Eine ebenso starke und überraschende Leistung schaffte Günther Weidlinger. Der Österreicher verbesserte sich in seinem zweiten Marathon auf 2:10:47 Stunden und wurde Zehnter. Damit brach er den 23 Jahre alten Landesrekord von Gerhard Hartmann (2:12:22). „Ich bin schneller gelaufen als geplant und bin froh, dass es geklappt hat“, sagte Günther Weidlinger, der bei seinem Debüt in Wien 2:12:39 Stunden gelaufen war. Der 31-Jährige steht nunmehr auf Position sieben der europäischen Jahresbestenliste. „Ich möchte mich bedanken bei den Organisatoren und den Zuschauern, denn ich wurde hier behandelt wie ein Frankfurter“, sagte Günther Weidlinger.

Auch bei den Frauen dominierte Kenia das Geschehen.
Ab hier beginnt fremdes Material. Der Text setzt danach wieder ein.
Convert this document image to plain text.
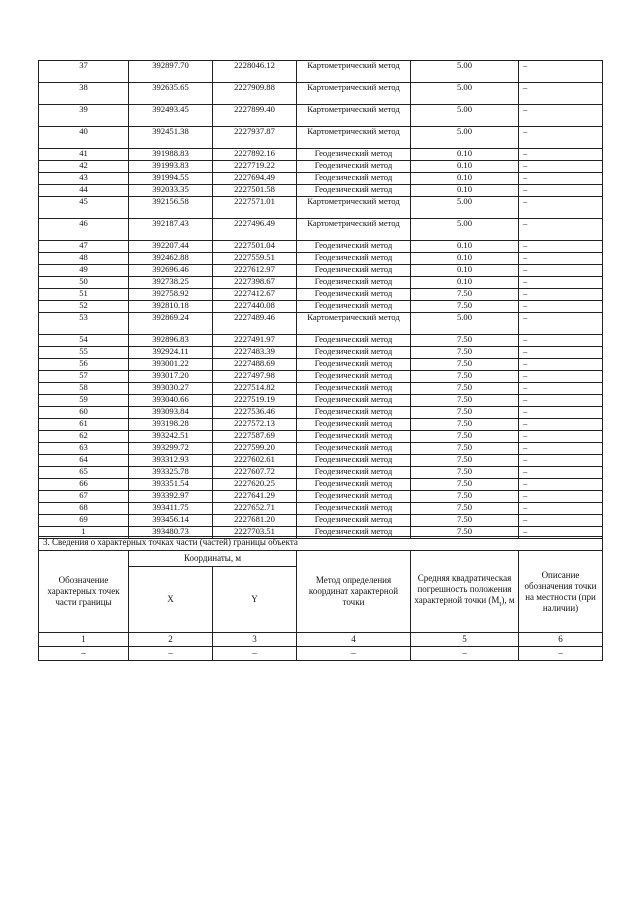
37	392897.70	2228046.12	Картометрический метод	5.00	–
38	392635.65	2227909.88	Картометрический метод	5.00	–
39	392493.45	2227899.40	Картометрический метод	5.00	–
40	392451.38	2227937.87	Картометрический метод	5.00	–
41	391988.83	2227892.16	Геодезический метод	0.10	–
42	391993.83	2227719.22	Геодезический метод	0.10	–
43	391994.55	2227694.49	Геодезический метод	0.10	–
44	392033.35	2227501.58	Геодезический метод	0.10	–
45	392156.58	2227571.01	Картометрический метод	5.00	–
46	392187.43	2227496.49	Картометрический метод	5.00	–
47	392207.44	2227501.04	Геодезический метод	0.10	–
48	392462.88	2227559.51	Геодезический метод	0.10	–
49	392696.46	2227612.97	Геодезический метод	0.10	–
50	392738.25	2227398.67	Геодезический метод	0.10	–
51	392758.92	2227412.67	Геодезический метод	7.50	–
52	392810.18	2227440.08	Геодезический метод	7.50	–
53	392869.24	2227489.46	Картометрический метод	5.00	–
54	392896.83	2227491.97	Геодезический метод	7.50	–
55	392924.11	2227483.39	Геодезический метод	7.50	–
56	393001.22	2227488.69	Геодезический метод	7.50	–
57	393017.20	2227497.98	Геодезический метод	7.50	–
58	393030.27	2227514.82	Геодезический метод	7.50	–
59	393040.66	2227519.19	Геодезический метод	7.50	–
60	393093.84	2227536.46	Геодезический метод	7.50	–
61	393198.28	2227572.13	Геодезический метод	7.50	–
62	393242.51	2227587.69	Геодезический метод	7.50	–
63	393299.72	2227599.20	Геодезический метод	7.50	–
64	393312.93	2227602.61	Геодезический метод	7.50	–
65	393325.78	2227607.72	Геодезический метод	7.50	–
66	393351.54	2227620.25	Геодезический метод	7.50	–
67	393392.97	2227641.29	Геодезический метод	7.50	–
68	393411.75	2227652.71	Геодезический метод	7.50	–
69	393456.14	2227681.20	Геодезический метод	7.50	–
1	393480.73	2227703.51	Геодезический метод	7.50	–
3. Сведения о характерных точках части (частей) границы объекта					
Обозначение характерных точек части границы	Координаты, м		Метод определения координат характерной точки	Средняя квадратическая погрешность положения характерной точки $(M_t)$, м	Описание обозначения точки на местности (при наличии)
	X	Y			
1	2	3	4	5	6
–	–	–	–	–	–
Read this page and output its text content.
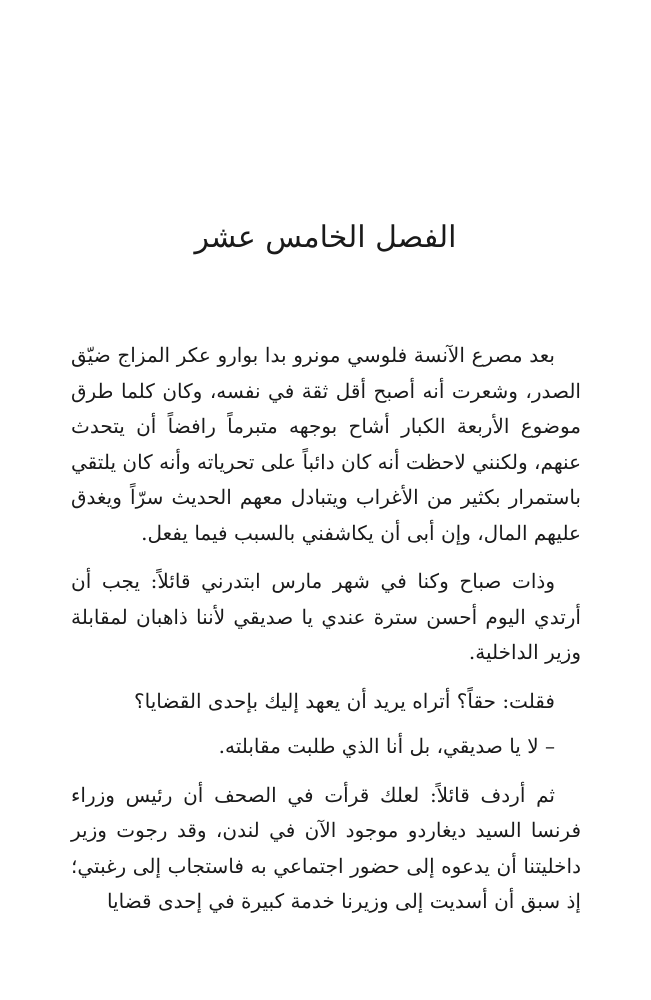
الفصل الخامس عشر

بعد مصرع الآنسة فلوسي مونرو بدا بوارو عكر المزاج ضيّق الصدر، وشعرت أنه أصبح أقل ثقة في نفسه، وكان كلما طرق موضوع الأربعة الكبار أشاح بوجهه متبرماً رافضاً أن يتحدث عنهم، ولكنني لاحظت أنه كان دائباً على تحرياته وأنه كان يلتقي باستمرار بكثير من الأغراب ويتبادل معهم الحديث سرّاً ويغدق عليهم المال، وإن أبى أن يكاشفني بالسبب فيما يفعل.

وذات صباح وكنا في شهر مارس ابتدرني قائلاً: يجب أن أرتدي اليوم أحسن سترة عندي يا صديقي لأننا ذاهبان لمقابلة وزير الداخلية.

فقلت: حقاً؟ أتراه يريد أن يعهد إليك بإحدى القضايا؟

– لا يا صديقي، بل أنا الذي طلبت مقابلته.

ثم أردف قائلاً: لعلك قرأت في الصحف أن رئيس وزراء فرنسا السيد ديغاردو موجود الآن في لندن، وقد رجوت وزير داخليتنا أن يدعوه إلى حضور اجتماعي به فاستجاب إلى رغبتي؛ إذ سبق أن أسديت إلى وزيرنا خدمة كبيرة في إحدى قضايا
Agnes Kiprop erreichte das Ziel nach 2:26:57 Stunden vor ihrer Landsfrau Hellen Kimutai (2:27:50). Dritte wurde Karolina Jarzynska (Polen) mit 2:29:10. Die 29-Jährige Kiprop erhält für ihren Sieg 15.000 Euro. Kurz vor der 30-km-Marke hatte sie sich abgesetzt von der Konkurrenz. „Aber erst bei Kilometer 41 wusste ich, dass ich gewinnen würde, denn ich hatte Probleme mit der Oberschenkelmuskulatur“, sagte die 29-jährige Siegerin, die daher keine schnellere Zeit erreichte.

Zehnte wurde bei ihrem Abschiedsrennen Luminita Zaituc (LG Braunschweig) in 2:35:06 Stunden. Nach einem flotten Beginn hatte sie zwischen Kilometer 25 und 35 eine schwere Phase, doch die 41-Jährige kämpfte sich zurück ins Rennen. „Es war ein tolles Erlebnis heute und ich bin ein bisschen wehmütig. Vielleicht bin ich 2010 noch einmal als Hobbyläuferin dabei“, erklärte Luminita Zaituc.